Because the States as sovereign political entities were integral to the formation of the Constitution, and the defense of their sovereignty and inclusion in the federal government (by sending senators as their representatives) was an essential component of the entire constitutional structure, it was unconstitutional and hence illegitimate to use the amending power to remove the representation of the sovereign States (as political entities) from Congress.
Furthermore, to go beyond what the Judge basically seems to be saying, it is self-evident that the amending power is not unlimited; Article V even lists two specific things that could not be amended (one of which had a date limit on it, regarding the importation of slaves).

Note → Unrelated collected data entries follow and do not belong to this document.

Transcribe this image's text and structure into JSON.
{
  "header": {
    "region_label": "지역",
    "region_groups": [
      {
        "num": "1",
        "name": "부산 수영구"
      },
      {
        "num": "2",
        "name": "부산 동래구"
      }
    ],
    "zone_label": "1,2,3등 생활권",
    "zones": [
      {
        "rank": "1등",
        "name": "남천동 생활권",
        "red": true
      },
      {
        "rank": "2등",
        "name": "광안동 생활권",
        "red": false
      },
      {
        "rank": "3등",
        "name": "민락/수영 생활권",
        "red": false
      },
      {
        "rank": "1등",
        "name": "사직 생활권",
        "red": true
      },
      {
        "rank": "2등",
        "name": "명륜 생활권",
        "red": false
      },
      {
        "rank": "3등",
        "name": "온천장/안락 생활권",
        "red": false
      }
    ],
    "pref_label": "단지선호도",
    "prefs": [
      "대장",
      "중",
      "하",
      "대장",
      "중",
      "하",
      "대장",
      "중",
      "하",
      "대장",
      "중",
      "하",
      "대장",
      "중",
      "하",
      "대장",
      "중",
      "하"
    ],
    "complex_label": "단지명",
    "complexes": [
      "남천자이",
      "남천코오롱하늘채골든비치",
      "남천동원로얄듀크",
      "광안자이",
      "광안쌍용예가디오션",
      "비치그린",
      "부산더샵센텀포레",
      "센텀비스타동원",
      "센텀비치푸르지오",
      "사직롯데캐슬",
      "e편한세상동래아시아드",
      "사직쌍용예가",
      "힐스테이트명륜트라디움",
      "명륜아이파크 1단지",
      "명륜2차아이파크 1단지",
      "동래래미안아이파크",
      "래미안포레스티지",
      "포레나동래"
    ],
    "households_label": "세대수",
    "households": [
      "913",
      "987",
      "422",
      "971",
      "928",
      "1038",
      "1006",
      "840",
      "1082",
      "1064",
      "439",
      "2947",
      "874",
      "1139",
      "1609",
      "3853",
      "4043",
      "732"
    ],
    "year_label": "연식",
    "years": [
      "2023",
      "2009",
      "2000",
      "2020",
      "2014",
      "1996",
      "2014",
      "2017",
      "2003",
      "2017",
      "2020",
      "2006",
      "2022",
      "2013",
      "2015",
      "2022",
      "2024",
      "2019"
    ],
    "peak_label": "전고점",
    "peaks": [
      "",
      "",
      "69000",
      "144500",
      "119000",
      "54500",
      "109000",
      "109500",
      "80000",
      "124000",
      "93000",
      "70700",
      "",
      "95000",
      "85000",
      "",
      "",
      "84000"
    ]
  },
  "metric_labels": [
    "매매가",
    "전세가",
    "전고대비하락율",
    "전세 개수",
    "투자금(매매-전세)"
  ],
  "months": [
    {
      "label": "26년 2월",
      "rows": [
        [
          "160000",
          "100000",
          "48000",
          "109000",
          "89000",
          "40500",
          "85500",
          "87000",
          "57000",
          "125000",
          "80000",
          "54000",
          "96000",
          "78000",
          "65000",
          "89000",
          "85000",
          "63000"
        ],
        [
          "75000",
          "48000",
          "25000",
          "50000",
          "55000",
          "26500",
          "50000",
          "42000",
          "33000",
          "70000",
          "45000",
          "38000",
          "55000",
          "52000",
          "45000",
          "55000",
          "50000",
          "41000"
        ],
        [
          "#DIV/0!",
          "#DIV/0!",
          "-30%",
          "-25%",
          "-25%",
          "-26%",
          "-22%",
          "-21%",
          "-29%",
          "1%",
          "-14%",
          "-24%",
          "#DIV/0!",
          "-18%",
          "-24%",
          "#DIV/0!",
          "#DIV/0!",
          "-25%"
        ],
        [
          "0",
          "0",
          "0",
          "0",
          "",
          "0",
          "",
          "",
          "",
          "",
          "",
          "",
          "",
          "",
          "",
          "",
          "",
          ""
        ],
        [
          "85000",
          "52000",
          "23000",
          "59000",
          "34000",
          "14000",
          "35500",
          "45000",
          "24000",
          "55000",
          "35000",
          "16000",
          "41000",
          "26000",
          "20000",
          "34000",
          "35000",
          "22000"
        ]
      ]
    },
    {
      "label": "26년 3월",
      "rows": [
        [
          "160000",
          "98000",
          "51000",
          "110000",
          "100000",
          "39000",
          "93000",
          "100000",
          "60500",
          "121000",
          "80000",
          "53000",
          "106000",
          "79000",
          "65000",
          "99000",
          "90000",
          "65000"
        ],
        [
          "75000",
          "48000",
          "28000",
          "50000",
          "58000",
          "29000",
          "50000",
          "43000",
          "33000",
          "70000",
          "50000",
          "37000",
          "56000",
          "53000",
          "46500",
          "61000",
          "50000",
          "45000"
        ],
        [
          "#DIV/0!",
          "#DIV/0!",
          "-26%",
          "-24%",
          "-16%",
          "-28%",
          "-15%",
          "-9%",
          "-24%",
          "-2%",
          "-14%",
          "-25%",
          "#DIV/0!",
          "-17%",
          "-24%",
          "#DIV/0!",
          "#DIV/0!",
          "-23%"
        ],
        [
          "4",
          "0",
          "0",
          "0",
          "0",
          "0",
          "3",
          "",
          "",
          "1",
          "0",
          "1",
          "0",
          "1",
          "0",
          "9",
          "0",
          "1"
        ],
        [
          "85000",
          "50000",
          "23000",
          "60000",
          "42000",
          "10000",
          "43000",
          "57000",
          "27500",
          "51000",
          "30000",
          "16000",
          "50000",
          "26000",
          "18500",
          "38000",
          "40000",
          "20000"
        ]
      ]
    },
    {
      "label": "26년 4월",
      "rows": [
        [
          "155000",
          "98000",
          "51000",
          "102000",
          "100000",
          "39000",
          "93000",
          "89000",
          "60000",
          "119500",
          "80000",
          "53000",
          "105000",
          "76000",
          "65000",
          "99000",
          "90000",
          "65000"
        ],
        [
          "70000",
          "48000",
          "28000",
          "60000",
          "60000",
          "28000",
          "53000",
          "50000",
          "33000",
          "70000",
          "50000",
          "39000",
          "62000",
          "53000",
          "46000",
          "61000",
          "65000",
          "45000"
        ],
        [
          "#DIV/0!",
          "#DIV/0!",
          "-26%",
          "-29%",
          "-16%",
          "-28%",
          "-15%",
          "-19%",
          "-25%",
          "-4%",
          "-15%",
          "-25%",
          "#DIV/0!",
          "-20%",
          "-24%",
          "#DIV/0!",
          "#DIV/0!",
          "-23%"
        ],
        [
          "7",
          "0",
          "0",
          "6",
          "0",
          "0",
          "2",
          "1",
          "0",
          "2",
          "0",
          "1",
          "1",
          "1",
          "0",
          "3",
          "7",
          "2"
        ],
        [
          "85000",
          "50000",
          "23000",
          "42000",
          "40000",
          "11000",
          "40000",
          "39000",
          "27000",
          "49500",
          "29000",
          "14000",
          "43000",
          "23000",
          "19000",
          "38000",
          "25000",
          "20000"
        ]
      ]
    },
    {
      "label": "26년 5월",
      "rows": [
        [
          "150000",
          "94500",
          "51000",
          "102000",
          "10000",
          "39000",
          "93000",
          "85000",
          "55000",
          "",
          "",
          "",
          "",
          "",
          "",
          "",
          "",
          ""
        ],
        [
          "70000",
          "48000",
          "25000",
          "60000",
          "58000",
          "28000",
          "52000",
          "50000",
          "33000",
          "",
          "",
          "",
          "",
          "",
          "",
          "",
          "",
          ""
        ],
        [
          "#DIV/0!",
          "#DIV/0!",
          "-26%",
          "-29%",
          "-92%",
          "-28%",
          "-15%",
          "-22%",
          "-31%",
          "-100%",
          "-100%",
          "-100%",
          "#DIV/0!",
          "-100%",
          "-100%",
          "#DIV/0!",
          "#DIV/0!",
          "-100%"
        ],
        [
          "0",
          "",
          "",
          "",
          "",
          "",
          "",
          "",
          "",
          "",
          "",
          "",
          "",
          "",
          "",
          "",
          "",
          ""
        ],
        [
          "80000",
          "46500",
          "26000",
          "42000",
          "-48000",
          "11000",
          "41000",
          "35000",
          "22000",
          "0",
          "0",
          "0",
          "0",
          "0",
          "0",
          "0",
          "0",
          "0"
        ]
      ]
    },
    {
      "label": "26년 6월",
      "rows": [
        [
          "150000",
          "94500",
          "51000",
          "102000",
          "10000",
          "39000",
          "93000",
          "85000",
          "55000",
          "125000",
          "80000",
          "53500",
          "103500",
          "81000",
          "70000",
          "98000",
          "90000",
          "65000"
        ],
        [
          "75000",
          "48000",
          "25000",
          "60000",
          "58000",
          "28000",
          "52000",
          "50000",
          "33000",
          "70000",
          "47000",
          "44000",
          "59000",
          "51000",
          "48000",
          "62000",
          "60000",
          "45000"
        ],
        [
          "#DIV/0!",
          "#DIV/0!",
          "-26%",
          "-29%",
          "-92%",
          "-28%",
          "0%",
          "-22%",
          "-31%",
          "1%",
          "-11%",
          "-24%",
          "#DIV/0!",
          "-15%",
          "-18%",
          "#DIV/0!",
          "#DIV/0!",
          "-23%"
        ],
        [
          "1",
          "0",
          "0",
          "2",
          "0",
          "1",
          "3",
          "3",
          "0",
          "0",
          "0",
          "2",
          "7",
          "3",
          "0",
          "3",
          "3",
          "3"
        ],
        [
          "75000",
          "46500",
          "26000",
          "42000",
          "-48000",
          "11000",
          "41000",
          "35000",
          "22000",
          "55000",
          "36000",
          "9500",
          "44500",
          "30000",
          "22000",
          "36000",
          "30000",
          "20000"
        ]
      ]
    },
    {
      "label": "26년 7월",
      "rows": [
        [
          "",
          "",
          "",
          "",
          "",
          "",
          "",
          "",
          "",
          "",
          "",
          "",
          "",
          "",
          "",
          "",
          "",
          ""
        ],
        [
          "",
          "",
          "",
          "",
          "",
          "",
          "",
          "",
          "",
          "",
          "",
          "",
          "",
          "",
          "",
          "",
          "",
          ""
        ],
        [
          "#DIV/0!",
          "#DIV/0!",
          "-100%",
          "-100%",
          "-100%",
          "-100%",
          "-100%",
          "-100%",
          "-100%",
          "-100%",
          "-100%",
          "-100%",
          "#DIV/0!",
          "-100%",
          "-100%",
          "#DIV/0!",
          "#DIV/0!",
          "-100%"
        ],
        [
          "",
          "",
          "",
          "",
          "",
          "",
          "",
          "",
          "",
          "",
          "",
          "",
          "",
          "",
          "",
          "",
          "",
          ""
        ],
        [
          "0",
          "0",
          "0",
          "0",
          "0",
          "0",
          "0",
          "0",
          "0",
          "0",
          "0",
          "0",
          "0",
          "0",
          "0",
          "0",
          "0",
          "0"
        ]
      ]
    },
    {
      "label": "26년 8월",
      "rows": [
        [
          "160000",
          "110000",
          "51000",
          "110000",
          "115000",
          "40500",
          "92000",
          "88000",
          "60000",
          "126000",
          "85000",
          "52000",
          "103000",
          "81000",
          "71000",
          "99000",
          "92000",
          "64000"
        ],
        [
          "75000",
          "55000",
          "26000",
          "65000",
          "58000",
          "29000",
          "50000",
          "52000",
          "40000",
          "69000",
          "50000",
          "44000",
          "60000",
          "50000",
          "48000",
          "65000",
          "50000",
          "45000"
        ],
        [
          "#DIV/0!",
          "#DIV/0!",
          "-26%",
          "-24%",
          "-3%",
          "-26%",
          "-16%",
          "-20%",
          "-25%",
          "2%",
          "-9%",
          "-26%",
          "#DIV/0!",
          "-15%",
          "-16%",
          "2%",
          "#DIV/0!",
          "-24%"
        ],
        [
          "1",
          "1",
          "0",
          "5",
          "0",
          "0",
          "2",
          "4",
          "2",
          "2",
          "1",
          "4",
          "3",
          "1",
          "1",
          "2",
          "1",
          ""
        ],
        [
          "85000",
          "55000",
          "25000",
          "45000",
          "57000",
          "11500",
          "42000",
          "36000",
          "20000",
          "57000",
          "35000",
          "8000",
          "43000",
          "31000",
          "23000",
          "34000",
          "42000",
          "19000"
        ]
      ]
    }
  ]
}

The other thing that could not be amended is that "no State, without its Consent, shall be deprived of its equal Suffrage in the Senate." The Constitution clearly says that no amendment could ever be passed that would deprive any State of its equal suffrage in the Senate without its consent.
What did "State" mean in that context during the 1780's? When speaking of senatorial representation, it meant state government, because it was state governments that were represented and hence had suffrage in the Senate. And when the Constitution says "equal suffrage," it's highly unlikely that the ratifiers and general public would have understood that to mean that no suffrage at all was acceptable. But the 17th amendment took away all senatorial suffrage from every state government. However, not every state legislature that was in the union in 1913 (there were 48) consented to the amendment. Thus, those states which did not consent were deprived of their suffrage rights in the Senate. Thus, the 17th amendment is unconstitutional.
In addition, there are also a number of discrepancies in the actual ratification process of the 17th. The article at
[url]http://www.devvy.com/new_site/17th_amendment_docs_march_2010.html[/URL] provides a good general overview.
This is not just a theoretical issue; we're talking about usurpation on a grand scale. If the 17th amendment is unconstitutional, then all senators elected under its authority hold office illegitimately. That would mean that essentially everything the federal government has done for almost the past 100 years (all laws, treaties, appointment confirmations, subsequent constitutional amendments, etc.) have been unconstitutional because all of those things require Senate approval.